Candlemas the Festival of light when we traditionally bless the candles for use in our Churches, and many are discovering that this is the end of Christmas and the decorations can be left up until now. This Feast of Candlemas can be traced back to at least 543. The Feast of Lighted candles is mentioned by Bede and St. Eligius, who was Bishop of Noyon from 640 to 648. It is celebrated on either the nearest Sunday to 2 February or the day itself and it marks the purification, under Jewish religious law, of the mother of Christ 40 days after his birth; it also commemorates the presentation of the infant Christ in the Temple.

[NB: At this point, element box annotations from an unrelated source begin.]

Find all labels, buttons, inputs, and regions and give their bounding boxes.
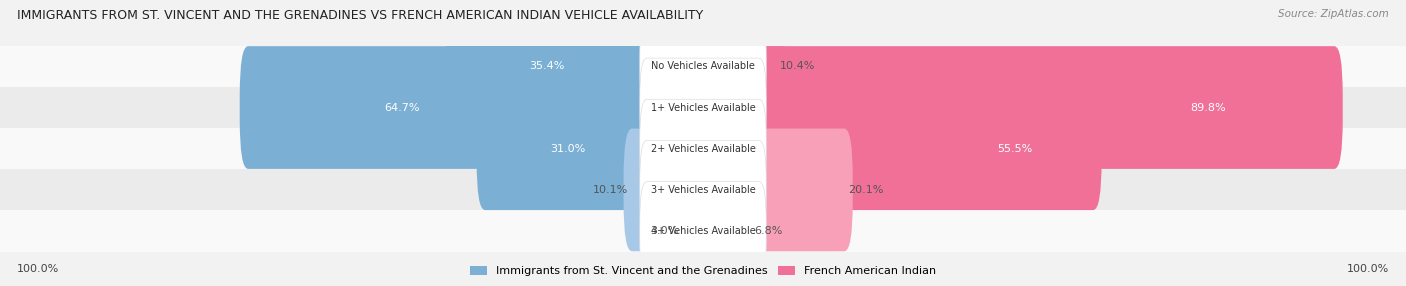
FancyBboxPatch shape	[446, 5, 711, 128]
FancyBboxPatch shape	[640, 17, 766, 116]
FancyBboxPatch shape	[640, 140, 766, 239]
Bar	[0, 128, 1406, 169]
Text: 1+ Vehicles Available: 1+ Vehicles Available	[651, 103, 755, 112]
Text: 10.1%: 10.1%	[593, 185, 628, 195]
Text: 35.4%: 35.4%	[529, 61, 564, 71]
Text: 4+ Vehicles Available: 4+ Vehicles Available	[651, 226, 755, 236]
FancyBboxPatch shape	[695, 5, 785, 128]
Text: 20.1%: 20.1%	[848, 185, 883, 195]
Text: 100.0%: 100.0%	[1347, 264, 1389, 274]
Text: 3+ Vehicles Available: 3+ Vehicles Available	[651, 185, 755, 195]
Bar	[0, 169, 1406, 210]
Text: 64.7%: 64.7%	[385, 103, 420, 112]
Text: 31.0%: 31.0%	[550, 144, 586, 154]
Text: 2+ Vehicles Available: 2+ Vehicles Available	[651, 144, 755, 154]
Text: Source: ZipAtlas.com: Source: ZipAtlas.com	[1278, 9, 1389, 19]
FancyBboxPatch shape	[695, 87, 1102, 210]
FancyBboxPatch shape	[695, 128, 852, 251]
Text: 10.4%: 10.4%	[780, 61, 815, 71]
Bar	[0, 87, 1406, 128]
Text: 3.0%: 3.0%	[650, 226, 678, 236]
Bar	[0, 46, 1406, 87]
Text: No Vehicles Available: No Vehicles Available	[651, 61, 755, 71]
Bar	[0, 210, 1406, 252]
FancyBboxPatch shape	[640, 99, 766, 198]
FancyBboxPatch shape	[673, 170, 711, 286]
FancyBboxPatch shape	[640, 182, 766, 281]
FancyBboxPatch shape	[624, 128, 711, 251]
FancyBboxPatch shape	[695, 170, 759, 286]
Legend: Immigrants from St. Vincent and the Grenadines, French American Indian: Immigrants from St. Vincent and the Gren…	[465, 261, 941, 281]
Text: 100.0%: 100.0%	[17, 264, 59, 274]
FancyBboxPatch shape	[477, 87, 711, 210]
Text: IMMIGRANTS FROM ST. VINCENT AND THE GRENADINES VS FRENCH AMERICAN INDIAN VEHICLE: IMMIGRANTS FROM ST. VINCENT AND THE GREN…	[17, 9, 703, 21]
FancyBboxPatch shape	[695, 46, 1343, 169]
FancyBboxPatch shape	[640, 58, 766, 157]
FancyBboxPatch shape	[239, 46, 711, 169]
Text: 6.8%: 6.8%	[754, 226, 783, 236]
Text: 89.8%: 89.8%	[1191, 103, 1226, 112]
Text: 55.5%: 55.5%	[997, 144, 1033, 154]
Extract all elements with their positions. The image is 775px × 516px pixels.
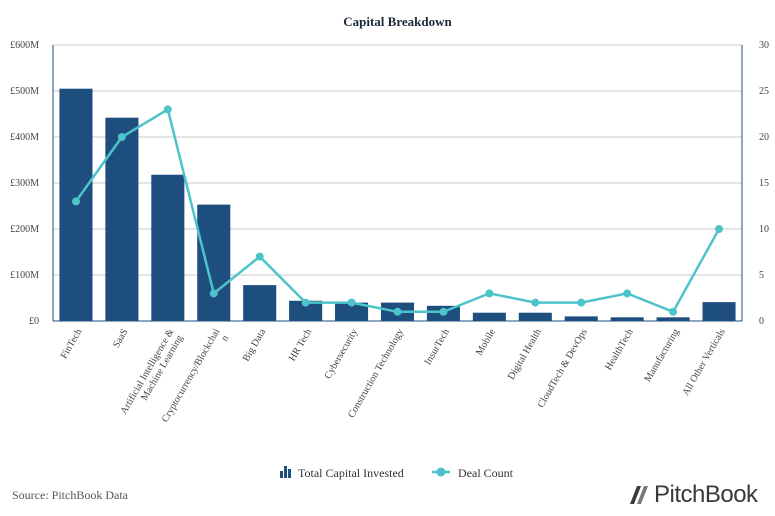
y-left-tick-label: £300M [10,178,39,189]
y-left-tick-label: £0 [29,316,39,327]
legend-label: Total Capital Invested [298,466,404,480]
deal-count-point [439,307,448,316]
x-tick-label: Cybersecurity [323,327,361,381]
deal-count-point [255,252,264,261]
source-note: Source: PitchBook Data [12,488,128,502]
y-left-tick-label: £600M [10,40,39,51]
deal-count-point [577,298,586,307]
legend-bar-icon [288,469,291,478]
x-tick-label: InsurTech [423,327,452,367]
y-right-tick-label: 10 [759,224,769,235]
legend-bar-icon [284,466,287,478]
chart-title: Capital Breakdown [343,14,452,29]
y-right-tick-label: 20 [759,132,769,143]
x-tick-label: HR Tech [287,327,314,363]
pitchbook-logo-text: PitchBook [654,481,758,508]
y-right-tick-label: 5 [759,270,764,281]
deal-count-point [301,298,310,307]
deal-count-point [163,105,172,114]
legend-bar-icon [280,471,283,478]
deal-count-point [715,225,724,233]
bar [610,317,644,321]
deal-count-point [485,289,494,298]
bar [151,174,185,321]
y-right-tick-label: 30 [759,40,769,51]
bar [564,316,598,321]
x-tick-label: SaaS [111,327,131,350]
y-left-tick-label: £200M [10,224,39,235]
bar [289,300,323,321]
legend-marker-icon [436,467,446,477]
x-tick-label: FinTech [59,327,85,361]
deal-count-point [117,133,126,141]
bar [472,312,506,321]
y-right-tick-label: 0 [759,316,764,327]
y-left-tick-label: £100M [10,270,39,281]
bar [518,312,552,321]
x-tick-label: Digital Health [506,327,544,382]
bar [243,285,277,321]
y-left-tick-label: £500M [10,86,39,97]
pitchbook-logo-icon [630,486,648,504]
bar [656,317,690,321]
x-tick-label: HealthTech [603,327,636,372]
bar [702,302,736,321]
y-right-tick-label: 25 [759,86,769,97]
deal-count-point [347,298,356,307]
deal-count-point [71,197,80,206]
x-tick-label: CloudTech & DevOps [536,327,590,410]
legend-label: Deal Count [458,466,514,480]
y-right-tick-label: 15 [759,178,769,189]
bar [335,302,369,321]
y-left-tick-label: £400M [10,132,39,143]
x-tick-label: Mobile [474,327,498,358]
bar [197,204,231,321]
x-tick-label: Manufacturing [642,327,681,384]
x-tick-label: Big Data [241,327,269,364]
deal-count-point [669,307,678,316]
deal-count-point [623,289,632,298]
deal-count-point [531,298,540,307]
pitchbook-logo: PitchBook [628,480,758,510]
x-tick-label: All Other Verticals [680,327,727,398]
deal-count-point [393,307,402,316]
deal-count-point [209,289,218,298]
bar [105,117,139,322]
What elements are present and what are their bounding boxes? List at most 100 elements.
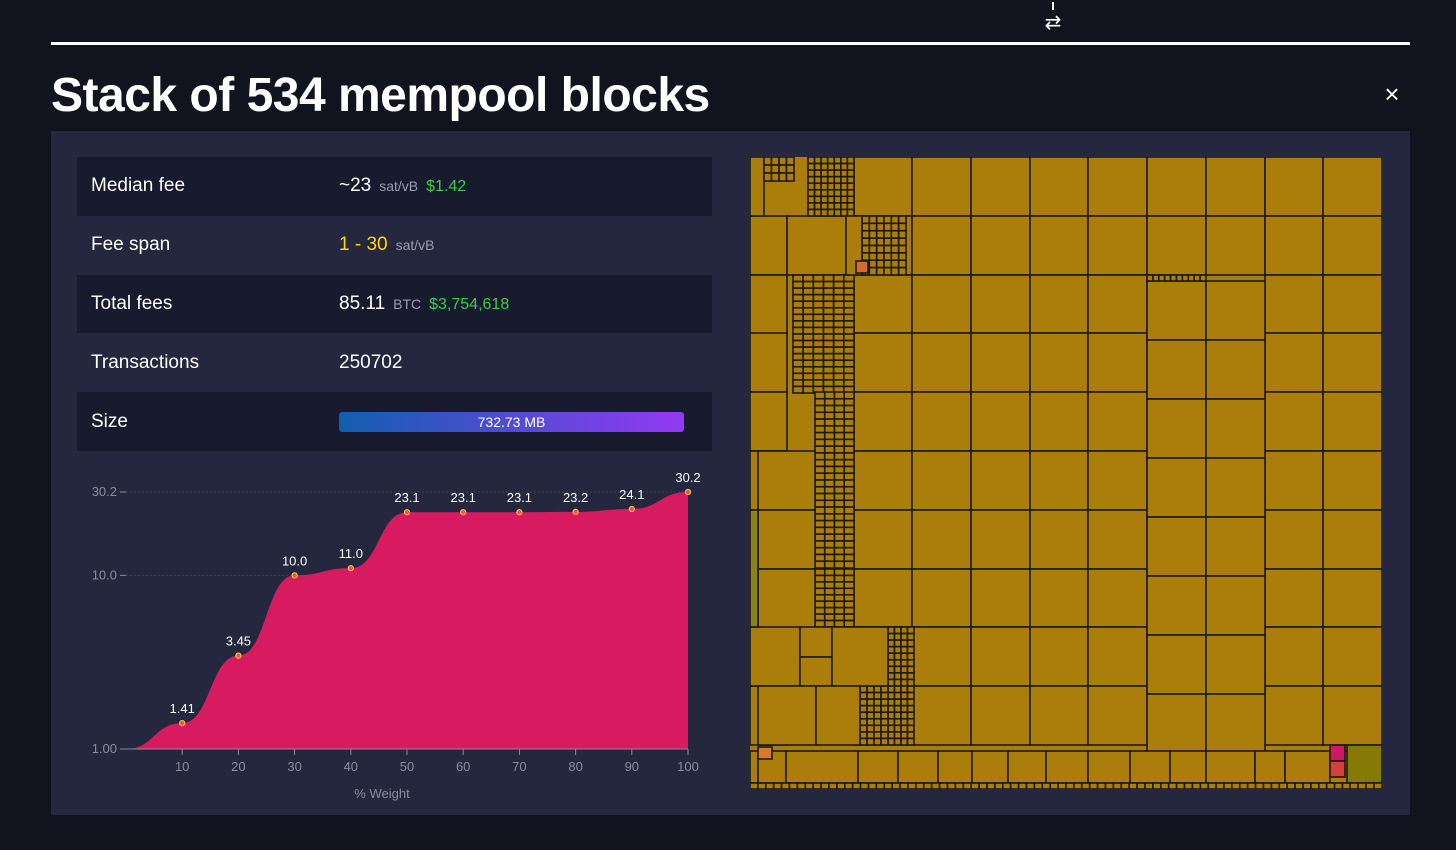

Our Gospel reading for today talks of the light coming into the darkness of the world, it depicts Simeon, old and well-aged coming to the end of his life, but holding on to that promise he has been given by God, you will see the Lord’s Messiah before you die. He must have been wondering, when oh when, will I see the Lord? And then in that moment that will always hold such beauty and mystery and the completion of God’s promise, Mary hands Simeon Jesus. We can’t know how that felt, that moment, amidst what would be the hustle and bustle and noise of the Temple life the new meets the old, the generations are held together in Simeons hands, and the story of God continues. And Anna comes up and recognises the Messiah, she begins to tell those around her, “Here he is, amongst us”, Who stopped and listened? Who thought, silly old woman? Who caught the moment, heard the words, saw the fulfilment on their faces? Imagine yourself in the moment too, take some time to sit and read the story and picture in your mind, how each would have received and participated, ask God to reveal to you in your inner being, something for you to hold and treasure, in these moments of our waiting.
It wasn’t all joy, of course. Mary left with those words of Simeon in her heart. ‘This child is destined for the falling and the rising of many in Israel, and to be a sign that will be opposed so that the inner thoughts of many will be revealed – and a sword will pierce your own soul too. When they had finished everything required by the law of the Lord, they returned to Galilee, to their own town of Nazareth. The child grew and became strong, filled with wisdom; and the favour of God was upon him. So much encapsulated in the journey and time in the Temple.
Lastly, we are minded that this is also Snowdrop Sunday, another source of brightness also closely associated with Candlemas. Candlemas bells they were once called, and it is easy to see how they were the perfect flowers for the feast – flawless symbols of purity, so perfect. It is not hard to imagine what pleasure must have been taken in gathering them, or in merely having them growing by the church, on the day itself. And even today many of our best snowdrop displays are associated with the old faith, clustering around churchyards and ancient religious foundations, ruined abbeys and priories, where they were planted with Candlemas in mind. Combe Church has such a beautiful display along the banks. Apart from their pure beauty, the timing of their appearing as they do when the earth is still under the lock and key of winter. They’re the very first sign of something else, the Candlemas bells, are an undeniable signal that the warm days will come again; and I delight to see them in the banks and hedgerows in the parishes when I need to travel around. Little white heads popping up against the dead tones of the winter earth, is Hope, and Life suddenly and unmistakably manifest in white. Light and hope in the midst of your darkness be with you in God’s holding and Blessing.